The Stone City

Words Made to Last

Monday, December 19, 2005


Megan McArdle rebuts a ridiculous argument by M.A.R.Kleinman, firmly but far too gently. Mr. Kleiman writes, in part:
Could there by anything crazier, at a social level, than telling young people with the talent and determination to pursue careers in the natural sciences that doing so isn't a wise move from a personal-financial-planning perspective? It's true, of course. But think of the social waste involved in converting a potential biologist in to, say, a detail man for a pharamaceutical company....
Of course, this problem is connected to a different problem: the successful class warfare waged over the past quarter-centory by an
[sic] on behalf of the top 1% of the income distribution -- the half-a-million-dollar-a-year crowd -- against everyone else.
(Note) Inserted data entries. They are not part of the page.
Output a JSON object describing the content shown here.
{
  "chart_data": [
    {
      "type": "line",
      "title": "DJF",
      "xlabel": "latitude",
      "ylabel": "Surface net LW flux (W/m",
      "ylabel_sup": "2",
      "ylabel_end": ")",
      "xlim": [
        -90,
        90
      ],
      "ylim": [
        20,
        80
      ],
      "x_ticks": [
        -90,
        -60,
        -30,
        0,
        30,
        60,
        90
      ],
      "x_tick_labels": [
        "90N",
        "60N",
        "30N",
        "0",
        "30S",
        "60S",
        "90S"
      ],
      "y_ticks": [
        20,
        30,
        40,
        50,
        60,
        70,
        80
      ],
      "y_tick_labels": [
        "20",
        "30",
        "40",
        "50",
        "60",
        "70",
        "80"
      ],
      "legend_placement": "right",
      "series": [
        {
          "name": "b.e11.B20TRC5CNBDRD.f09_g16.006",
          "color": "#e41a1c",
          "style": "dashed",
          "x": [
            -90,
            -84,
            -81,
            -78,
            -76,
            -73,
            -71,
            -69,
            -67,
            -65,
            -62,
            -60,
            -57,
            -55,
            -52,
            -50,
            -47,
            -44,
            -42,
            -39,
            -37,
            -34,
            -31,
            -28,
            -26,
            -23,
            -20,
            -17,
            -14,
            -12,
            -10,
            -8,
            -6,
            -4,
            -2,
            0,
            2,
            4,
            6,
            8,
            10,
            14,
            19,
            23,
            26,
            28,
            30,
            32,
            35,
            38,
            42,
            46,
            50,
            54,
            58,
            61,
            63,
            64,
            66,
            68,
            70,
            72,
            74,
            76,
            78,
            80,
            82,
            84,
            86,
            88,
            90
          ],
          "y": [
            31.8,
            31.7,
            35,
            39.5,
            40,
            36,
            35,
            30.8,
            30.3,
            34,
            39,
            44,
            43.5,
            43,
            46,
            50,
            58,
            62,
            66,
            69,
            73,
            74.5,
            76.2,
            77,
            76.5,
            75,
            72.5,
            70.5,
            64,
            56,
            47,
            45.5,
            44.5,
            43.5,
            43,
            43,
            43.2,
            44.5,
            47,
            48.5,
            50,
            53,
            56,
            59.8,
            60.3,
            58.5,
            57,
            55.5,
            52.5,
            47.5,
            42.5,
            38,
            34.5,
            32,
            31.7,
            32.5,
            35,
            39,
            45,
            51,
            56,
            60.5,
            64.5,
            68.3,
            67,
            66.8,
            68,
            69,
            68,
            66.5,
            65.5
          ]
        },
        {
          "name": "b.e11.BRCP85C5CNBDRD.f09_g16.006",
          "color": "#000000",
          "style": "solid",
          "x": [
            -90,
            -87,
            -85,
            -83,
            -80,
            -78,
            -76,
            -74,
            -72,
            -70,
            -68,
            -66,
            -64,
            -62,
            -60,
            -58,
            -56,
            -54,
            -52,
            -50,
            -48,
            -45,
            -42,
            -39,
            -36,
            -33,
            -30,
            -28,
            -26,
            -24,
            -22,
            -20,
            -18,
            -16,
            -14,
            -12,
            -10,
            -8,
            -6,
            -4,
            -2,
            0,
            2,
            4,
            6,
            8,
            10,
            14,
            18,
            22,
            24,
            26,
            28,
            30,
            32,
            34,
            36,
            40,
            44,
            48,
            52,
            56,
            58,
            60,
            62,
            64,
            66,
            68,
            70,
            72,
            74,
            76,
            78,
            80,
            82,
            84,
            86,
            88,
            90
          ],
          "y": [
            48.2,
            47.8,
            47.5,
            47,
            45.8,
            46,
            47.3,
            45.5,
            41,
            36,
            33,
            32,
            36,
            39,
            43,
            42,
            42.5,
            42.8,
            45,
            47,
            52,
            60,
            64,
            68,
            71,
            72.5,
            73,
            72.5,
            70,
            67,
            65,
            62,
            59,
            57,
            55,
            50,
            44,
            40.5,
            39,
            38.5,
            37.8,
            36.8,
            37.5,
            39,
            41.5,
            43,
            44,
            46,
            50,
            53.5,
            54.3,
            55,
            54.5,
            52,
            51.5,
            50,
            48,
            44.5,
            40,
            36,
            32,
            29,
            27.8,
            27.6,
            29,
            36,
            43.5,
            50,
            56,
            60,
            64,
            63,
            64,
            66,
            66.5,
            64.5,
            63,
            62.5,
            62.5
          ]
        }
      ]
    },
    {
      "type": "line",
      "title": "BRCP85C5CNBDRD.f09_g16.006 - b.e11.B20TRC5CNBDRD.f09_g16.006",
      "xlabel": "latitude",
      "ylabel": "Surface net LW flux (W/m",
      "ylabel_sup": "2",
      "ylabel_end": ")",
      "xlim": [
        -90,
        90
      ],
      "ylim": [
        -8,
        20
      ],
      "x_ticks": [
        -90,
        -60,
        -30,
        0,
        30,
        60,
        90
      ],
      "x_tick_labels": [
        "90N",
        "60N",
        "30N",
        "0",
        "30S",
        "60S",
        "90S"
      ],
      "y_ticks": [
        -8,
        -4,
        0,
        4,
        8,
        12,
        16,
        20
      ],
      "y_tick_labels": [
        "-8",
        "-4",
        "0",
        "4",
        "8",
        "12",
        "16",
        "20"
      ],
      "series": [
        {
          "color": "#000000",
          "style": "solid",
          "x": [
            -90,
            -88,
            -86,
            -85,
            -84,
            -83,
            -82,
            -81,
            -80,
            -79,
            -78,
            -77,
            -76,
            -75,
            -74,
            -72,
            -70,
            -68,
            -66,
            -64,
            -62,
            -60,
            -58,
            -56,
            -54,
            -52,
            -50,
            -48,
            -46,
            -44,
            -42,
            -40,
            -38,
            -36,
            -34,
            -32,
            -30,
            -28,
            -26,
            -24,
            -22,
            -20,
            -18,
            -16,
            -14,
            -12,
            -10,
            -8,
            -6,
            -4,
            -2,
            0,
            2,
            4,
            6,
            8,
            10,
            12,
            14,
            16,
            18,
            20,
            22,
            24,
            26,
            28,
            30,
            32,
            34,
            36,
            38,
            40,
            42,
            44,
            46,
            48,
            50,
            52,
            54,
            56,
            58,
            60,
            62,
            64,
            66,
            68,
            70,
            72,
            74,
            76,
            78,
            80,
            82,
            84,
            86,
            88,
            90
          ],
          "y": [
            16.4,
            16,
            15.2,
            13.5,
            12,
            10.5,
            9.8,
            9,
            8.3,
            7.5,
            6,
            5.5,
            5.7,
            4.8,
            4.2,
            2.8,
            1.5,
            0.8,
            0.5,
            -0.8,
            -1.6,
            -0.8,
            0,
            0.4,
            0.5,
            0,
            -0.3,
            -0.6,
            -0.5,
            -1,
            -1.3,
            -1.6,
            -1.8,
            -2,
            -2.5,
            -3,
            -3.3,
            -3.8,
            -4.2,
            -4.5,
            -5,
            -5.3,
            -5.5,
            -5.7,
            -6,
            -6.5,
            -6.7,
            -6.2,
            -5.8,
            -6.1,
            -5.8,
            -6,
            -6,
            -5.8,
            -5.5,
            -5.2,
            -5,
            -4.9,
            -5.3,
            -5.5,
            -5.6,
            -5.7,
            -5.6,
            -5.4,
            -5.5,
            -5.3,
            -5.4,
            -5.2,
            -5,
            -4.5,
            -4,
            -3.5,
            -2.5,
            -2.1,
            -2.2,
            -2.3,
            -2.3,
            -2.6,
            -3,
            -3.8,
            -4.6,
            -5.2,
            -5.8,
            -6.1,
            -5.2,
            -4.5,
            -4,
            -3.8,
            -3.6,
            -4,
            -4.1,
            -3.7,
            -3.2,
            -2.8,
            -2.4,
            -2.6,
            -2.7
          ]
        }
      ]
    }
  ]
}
Taxing away some of their increased share of the national income distrubution [sic] could finance measures of income security (and not just retirement income security) for everyone.
I'm not convince that doing so would reduce the rate of GDP growth; it might well increase it. (The biologist rescued from life as a detail man might discover or invent something valuable.)
This is sentimental fantasy in its rawest form. The would-be biologist could "rescue" himself, working just enough to make ends meet while he sought to discover or invent something valuable; but he has decided the odds are too poor. A university or corporation could "rescue" him by expanding its pure research division to include him; but every one of them has decided they have enough pure researchers already. So Mr. Kleiman's solution is, apparently, to get the government into the business of taking the gamble that everyone in the know has already turned down. And he blithely says that "it might well" be a winner, on average, in the long run.

You don't get rich by doing what you want to do; you get rich by doing what other people want you to do enough that they will pay you for it. Doing what you want should not enrich you, because it is unlikely to enrich society.

Mr. Kleiman sees "social waste" in the idea of people choosing useful work, and then has the arrogance to think he can guide everyone to a better solution; the dishonesty to conflate the issue with class warfare; and the pure childlike belief this can really work if we just wish really, really hard.

[Full disclosure: I am well within the "crowd" of successful class warriors Mr. Kleiman describes. The boldfaced quote is not mine -- I think it's Ms. McArdle's -- but I can't find the source.]